本丸を四方に望み花の昼
春暑し本丸上る人の波
夕日さし松に桜や霞城
春の山かなたは相馬洗心亭
城の内日影の井戸や落椿
安達太良の連なる山々春の夕
夕風に落椿あまた城の内
霞城松に桜に夕日かな
三三五五花見絶えじや夕日かな
十万石城に映えにし桜かな
小浜城訪ぬ人あれ夕桜
二本松相馬を結ぶ道ありて城に桜や春日入るかな
津島より二本松への道のり遠しバスに揺られて春の日行きぬ
合戦の枝垂桜や阿武隈の山中深く古りにけるかな
夕風に城の桜の騒ぐとも松は静かに白壁に映ゆ
春うらら二本松は遠くともその道のりに桜咲きつぐ
二本松へ桜咲きつぐ道のりやバスに揺られて遅くともよし
満開の桜に映えゆ百輪の椿は風にゆすらる夕べ
本丸の石垣の反り厳しかな春の陽眩し安達太良に没る
本丸に我が上りつつ安達太良をまじかに仰ぎ春の日の没る
夕風に桜騒ぎて二本松少年隊の急ぎ散るかな
(小浜城)
小浜城興亡ありて埋もるかな過ぎゆくしばし春の夕暮
二本松田村相馬とせめぎ合う小浜城跡春日入るかな
小浜城政宗ここに一時を城主とあれや桜咲き散る
小浜城戦乱の日々あわれかな変わる城主や花咲き散りぬ
二本松までの道のりは長かった。
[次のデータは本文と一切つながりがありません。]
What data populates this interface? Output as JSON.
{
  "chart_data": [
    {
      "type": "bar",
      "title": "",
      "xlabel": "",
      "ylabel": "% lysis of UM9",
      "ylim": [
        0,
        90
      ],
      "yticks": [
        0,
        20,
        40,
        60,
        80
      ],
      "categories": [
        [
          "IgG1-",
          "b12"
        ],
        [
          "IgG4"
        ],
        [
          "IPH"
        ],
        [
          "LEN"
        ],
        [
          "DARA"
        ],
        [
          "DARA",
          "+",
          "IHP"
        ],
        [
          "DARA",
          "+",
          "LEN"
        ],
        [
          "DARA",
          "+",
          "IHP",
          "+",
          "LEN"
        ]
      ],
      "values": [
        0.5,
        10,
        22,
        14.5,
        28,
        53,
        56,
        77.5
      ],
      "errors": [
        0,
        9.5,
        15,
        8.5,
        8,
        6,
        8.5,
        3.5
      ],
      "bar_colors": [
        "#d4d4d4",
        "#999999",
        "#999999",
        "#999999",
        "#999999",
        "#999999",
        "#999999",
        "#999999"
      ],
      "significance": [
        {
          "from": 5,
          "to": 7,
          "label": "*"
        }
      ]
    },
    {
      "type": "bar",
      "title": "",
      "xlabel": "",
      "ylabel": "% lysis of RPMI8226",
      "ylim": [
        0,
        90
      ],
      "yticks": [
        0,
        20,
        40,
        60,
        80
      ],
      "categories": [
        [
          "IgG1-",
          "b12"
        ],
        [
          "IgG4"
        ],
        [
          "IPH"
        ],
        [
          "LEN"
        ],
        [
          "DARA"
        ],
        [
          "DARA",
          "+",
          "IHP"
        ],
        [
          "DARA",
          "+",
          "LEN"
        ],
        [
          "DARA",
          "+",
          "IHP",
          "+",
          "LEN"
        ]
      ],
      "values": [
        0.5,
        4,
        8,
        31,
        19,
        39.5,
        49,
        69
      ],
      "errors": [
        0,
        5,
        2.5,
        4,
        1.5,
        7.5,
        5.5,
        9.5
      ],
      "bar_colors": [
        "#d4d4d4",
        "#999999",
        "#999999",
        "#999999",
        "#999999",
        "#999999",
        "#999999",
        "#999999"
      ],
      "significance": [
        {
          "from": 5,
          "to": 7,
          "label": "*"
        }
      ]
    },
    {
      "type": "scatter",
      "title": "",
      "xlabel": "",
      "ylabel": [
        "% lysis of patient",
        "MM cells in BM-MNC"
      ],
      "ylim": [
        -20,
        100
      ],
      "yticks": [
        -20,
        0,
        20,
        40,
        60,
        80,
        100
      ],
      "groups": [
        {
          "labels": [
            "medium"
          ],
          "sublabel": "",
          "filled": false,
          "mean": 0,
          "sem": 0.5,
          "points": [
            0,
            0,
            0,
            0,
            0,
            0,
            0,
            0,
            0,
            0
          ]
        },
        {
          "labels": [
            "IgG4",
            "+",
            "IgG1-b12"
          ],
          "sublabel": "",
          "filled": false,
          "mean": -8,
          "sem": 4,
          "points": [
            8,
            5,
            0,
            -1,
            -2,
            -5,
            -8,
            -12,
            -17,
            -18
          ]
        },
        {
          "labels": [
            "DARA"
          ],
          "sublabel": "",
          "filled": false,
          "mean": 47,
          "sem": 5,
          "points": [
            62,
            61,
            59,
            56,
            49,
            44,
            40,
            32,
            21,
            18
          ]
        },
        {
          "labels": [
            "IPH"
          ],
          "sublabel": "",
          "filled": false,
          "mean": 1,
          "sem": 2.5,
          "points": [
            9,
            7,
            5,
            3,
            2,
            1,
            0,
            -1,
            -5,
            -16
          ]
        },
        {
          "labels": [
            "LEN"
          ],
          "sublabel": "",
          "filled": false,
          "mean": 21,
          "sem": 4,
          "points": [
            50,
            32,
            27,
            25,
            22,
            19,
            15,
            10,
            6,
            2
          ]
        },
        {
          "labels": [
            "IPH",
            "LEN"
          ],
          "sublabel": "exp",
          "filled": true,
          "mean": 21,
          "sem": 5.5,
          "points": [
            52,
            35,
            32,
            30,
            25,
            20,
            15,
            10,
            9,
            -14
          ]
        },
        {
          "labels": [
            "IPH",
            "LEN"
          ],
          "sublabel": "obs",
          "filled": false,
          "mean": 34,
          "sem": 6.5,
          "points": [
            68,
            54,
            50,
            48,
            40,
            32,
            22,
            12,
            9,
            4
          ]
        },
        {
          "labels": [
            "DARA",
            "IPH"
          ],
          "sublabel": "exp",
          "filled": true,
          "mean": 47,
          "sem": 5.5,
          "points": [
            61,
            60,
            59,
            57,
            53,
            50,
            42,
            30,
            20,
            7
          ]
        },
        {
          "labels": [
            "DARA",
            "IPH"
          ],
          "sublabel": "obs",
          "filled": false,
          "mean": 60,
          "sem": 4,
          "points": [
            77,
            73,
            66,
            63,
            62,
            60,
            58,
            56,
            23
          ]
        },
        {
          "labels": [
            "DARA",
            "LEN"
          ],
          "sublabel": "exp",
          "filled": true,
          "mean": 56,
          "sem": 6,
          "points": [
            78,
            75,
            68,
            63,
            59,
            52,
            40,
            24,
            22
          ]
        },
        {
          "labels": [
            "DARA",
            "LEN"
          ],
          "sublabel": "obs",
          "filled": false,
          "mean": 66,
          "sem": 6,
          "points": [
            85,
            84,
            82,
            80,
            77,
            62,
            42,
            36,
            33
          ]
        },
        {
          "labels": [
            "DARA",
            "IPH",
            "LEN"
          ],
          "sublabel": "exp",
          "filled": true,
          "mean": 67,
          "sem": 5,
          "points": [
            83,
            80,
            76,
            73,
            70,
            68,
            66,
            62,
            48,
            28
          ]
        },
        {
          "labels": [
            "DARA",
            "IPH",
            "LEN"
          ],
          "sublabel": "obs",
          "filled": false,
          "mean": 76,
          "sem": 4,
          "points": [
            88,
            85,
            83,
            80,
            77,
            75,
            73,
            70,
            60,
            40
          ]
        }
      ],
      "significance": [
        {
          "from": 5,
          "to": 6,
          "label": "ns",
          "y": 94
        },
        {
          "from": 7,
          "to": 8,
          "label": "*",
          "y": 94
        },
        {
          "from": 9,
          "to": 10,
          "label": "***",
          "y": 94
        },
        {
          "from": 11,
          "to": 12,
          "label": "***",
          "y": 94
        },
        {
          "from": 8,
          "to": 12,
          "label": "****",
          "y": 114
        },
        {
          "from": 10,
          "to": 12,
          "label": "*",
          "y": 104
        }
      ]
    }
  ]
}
一時間半以上かかった。くねくねした山の道を行き、桜がどこまでも咲いていた。もっとゆっくりでも良かった。バイクとかでもただ飛ばすだけである。ゆっくりと見る時間が必要である。でも今の時代バスは遅いのだろう。バスはすでにスピ-ド時代にあわなくなっている。もしかしたら津島からのバスもなくなるのかもしれない、あそこも四五人だけではやっていけないだろう。二本松に着いたのは三時過ぎだった。まもなく夕暮れになった。安達太良山という山はない、安達太良連峰であり一つ一つの山の連なりを安達太良なのである。安達太良を背景にして二本松の城は映える。やはり桜の時期が一番映える。途中の小浜城も城であり若い政宗がここの城主となった。田村や相馬や会津まで加わりせめぎ合いの場となった。最後は会津の蒲生氏郷が治めたという、この城をめぐって興亡があった。今回の二本松は夕べになり風が吹き満開の桜をゆすった。桜は咲いたら散っている。静心なく花の散るらむ・・である。静に咲いている暇がないのが桜なのだ。そのように急ぎ散ったのが二本松少年隊であり戦争で死んだ学徒とか特攻隊であった。やはり゛桜は日本を象徴する花である。写真はいいのがとれなかった。前にとったのでいいのがあった。自分でもこれをどこからとったのか覚えていない、でも構図としては決まっている。こういうふうに一部ではない全体をとる写真はむずかしい。去年きたときはすでに桜は散っていた。桜は散る時もまたいいからう一回行ってもいい、二本松の桜はやはり福島県では一番いいような気がする。